A suave lobbyist makes his rounds in the Pennsylvania State House palming off wads of cash on black solons in a sting operation engineered by an ambitious district attorney. Four take the bait and are caught on audio and video doing so.

The confidential informant later asks the black lawmakers, all Democrats, to vote no on a controversial measure that would require voters to show photo identification at the polls. No Democrat in Pennsylvania did.

PA Attorney General Kathleen Kane

Here’s where the story goes south, for the office of former Pennsylvania Attorney General Tom Corbett, anyway. As reported in the Philadelphia Inquirer, the state’s new attorney General, Kathleen Kane, shut down the sting, telling the paper the investigation was “poorly conceived, badly managed, and tainted by racism,” saying it had targeted African Americans.

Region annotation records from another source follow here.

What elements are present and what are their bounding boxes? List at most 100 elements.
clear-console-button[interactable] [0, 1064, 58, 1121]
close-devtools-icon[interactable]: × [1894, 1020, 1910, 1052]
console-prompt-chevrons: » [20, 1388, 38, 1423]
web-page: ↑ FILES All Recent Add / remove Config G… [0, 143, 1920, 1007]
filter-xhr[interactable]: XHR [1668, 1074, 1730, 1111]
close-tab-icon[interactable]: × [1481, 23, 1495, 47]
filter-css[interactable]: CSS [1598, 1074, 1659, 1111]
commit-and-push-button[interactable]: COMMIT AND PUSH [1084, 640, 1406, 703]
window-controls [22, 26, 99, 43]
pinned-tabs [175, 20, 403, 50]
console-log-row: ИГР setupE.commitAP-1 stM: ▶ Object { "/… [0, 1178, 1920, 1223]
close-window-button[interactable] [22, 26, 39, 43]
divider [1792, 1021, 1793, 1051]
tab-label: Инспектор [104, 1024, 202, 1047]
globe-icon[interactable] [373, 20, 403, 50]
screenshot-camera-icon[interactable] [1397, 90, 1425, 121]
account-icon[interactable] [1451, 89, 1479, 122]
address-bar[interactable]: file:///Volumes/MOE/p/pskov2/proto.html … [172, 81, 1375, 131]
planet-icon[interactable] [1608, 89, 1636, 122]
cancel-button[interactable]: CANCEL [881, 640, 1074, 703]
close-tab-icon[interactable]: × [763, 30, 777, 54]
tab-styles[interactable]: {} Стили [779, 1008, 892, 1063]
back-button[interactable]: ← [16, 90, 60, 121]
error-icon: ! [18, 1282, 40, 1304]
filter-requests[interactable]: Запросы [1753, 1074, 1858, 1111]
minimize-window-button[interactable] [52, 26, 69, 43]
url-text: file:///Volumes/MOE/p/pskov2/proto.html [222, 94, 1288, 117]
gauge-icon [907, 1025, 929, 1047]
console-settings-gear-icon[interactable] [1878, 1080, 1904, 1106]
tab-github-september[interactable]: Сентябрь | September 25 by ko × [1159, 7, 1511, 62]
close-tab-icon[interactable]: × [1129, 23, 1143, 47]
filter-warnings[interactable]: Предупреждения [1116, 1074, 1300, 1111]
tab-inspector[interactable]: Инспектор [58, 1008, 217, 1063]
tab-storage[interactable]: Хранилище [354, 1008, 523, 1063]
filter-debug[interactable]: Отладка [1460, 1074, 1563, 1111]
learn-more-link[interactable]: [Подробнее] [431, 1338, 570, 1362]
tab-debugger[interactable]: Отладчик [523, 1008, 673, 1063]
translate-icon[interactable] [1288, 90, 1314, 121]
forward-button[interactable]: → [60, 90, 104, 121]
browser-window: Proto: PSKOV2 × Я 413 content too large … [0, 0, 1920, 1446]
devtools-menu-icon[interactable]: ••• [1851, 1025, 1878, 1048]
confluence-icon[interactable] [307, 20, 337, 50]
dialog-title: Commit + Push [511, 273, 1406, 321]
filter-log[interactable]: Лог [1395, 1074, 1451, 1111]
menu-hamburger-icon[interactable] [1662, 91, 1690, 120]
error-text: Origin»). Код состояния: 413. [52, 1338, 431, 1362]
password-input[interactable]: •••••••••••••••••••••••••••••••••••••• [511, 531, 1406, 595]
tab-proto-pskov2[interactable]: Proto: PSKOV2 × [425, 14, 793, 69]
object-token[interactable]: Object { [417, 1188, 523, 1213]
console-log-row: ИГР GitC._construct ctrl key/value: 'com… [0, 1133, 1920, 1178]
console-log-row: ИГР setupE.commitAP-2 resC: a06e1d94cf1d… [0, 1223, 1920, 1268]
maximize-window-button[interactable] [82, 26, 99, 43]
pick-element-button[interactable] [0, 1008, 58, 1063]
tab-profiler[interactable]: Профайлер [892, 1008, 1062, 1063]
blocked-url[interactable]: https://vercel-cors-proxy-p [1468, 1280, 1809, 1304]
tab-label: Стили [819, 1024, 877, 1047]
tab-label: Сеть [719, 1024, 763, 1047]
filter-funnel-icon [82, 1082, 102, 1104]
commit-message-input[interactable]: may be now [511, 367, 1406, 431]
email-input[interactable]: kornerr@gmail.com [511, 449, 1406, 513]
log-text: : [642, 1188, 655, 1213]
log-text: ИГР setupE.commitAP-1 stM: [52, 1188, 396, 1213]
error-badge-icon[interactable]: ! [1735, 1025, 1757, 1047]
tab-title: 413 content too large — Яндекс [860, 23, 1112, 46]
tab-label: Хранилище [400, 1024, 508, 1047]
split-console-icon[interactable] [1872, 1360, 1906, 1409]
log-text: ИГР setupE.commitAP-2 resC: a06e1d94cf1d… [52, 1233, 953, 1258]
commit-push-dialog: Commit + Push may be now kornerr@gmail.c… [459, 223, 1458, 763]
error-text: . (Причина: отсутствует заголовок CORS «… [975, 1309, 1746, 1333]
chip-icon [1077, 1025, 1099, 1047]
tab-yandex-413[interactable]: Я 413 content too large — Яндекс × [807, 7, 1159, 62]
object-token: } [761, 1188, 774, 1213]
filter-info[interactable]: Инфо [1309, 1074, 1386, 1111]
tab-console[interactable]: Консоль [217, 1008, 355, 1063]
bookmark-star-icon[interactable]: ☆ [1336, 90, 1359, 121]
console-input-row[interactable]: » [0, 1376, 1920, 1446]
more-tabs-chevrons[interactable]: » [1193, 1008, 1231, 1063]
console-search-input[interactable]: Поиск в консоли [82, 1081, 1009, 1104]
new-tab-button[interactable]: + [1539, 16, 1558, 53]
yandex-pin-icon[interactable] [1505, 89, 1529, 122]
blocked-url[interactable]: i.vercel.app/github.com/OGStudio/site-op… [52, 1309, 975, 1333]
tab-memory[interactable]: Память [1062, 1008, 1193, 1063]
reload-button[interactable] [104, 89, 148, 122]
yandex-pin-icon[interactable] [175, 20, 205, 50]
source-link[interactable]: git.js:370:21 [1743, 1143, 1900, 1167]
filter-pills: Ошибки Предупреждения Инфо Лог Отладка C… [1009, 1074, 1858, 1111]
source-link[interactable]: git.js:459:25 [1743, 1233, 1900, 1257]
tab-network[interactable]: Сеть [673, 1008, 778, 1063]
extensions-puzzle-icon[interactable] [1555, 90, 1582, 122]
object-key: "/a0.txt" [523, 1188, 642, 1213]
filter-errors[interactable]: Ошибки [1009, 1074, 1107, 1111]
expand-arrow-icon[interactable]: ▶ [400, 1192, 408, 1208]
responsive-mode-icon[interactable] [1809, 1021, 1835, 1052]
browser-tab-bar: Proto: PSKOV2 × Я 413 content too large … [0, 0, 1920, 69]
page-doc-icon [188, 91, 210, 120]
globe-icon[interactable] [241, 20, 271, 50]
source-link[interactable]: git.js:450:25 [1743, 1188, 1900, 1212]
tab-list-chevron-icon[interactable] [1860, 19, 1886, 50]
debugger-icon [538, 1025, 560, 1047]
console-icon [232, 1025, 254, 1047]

Angel Cruz, who did not take money from the informant, suggested it is rare for a lobbyist to offer legislators cash:

“In his 14 years in the Capitol, Cruz said, his hallway encounter with Ali marked the first time anyone had tried to hand him an envelope stuffed with cash. Sure, lobbyists had tried to take him to lunch or dinner or drinks, but no one, he said, had ever offered him an outright bribe.”

The informant, Tyron B. Ali, 40, agreed to wear a wire and tape the officials to win favorable treatment after his arrest in a $430,000 fraud case, according to the Inquirer. Charges against Ali were subsequently dropped.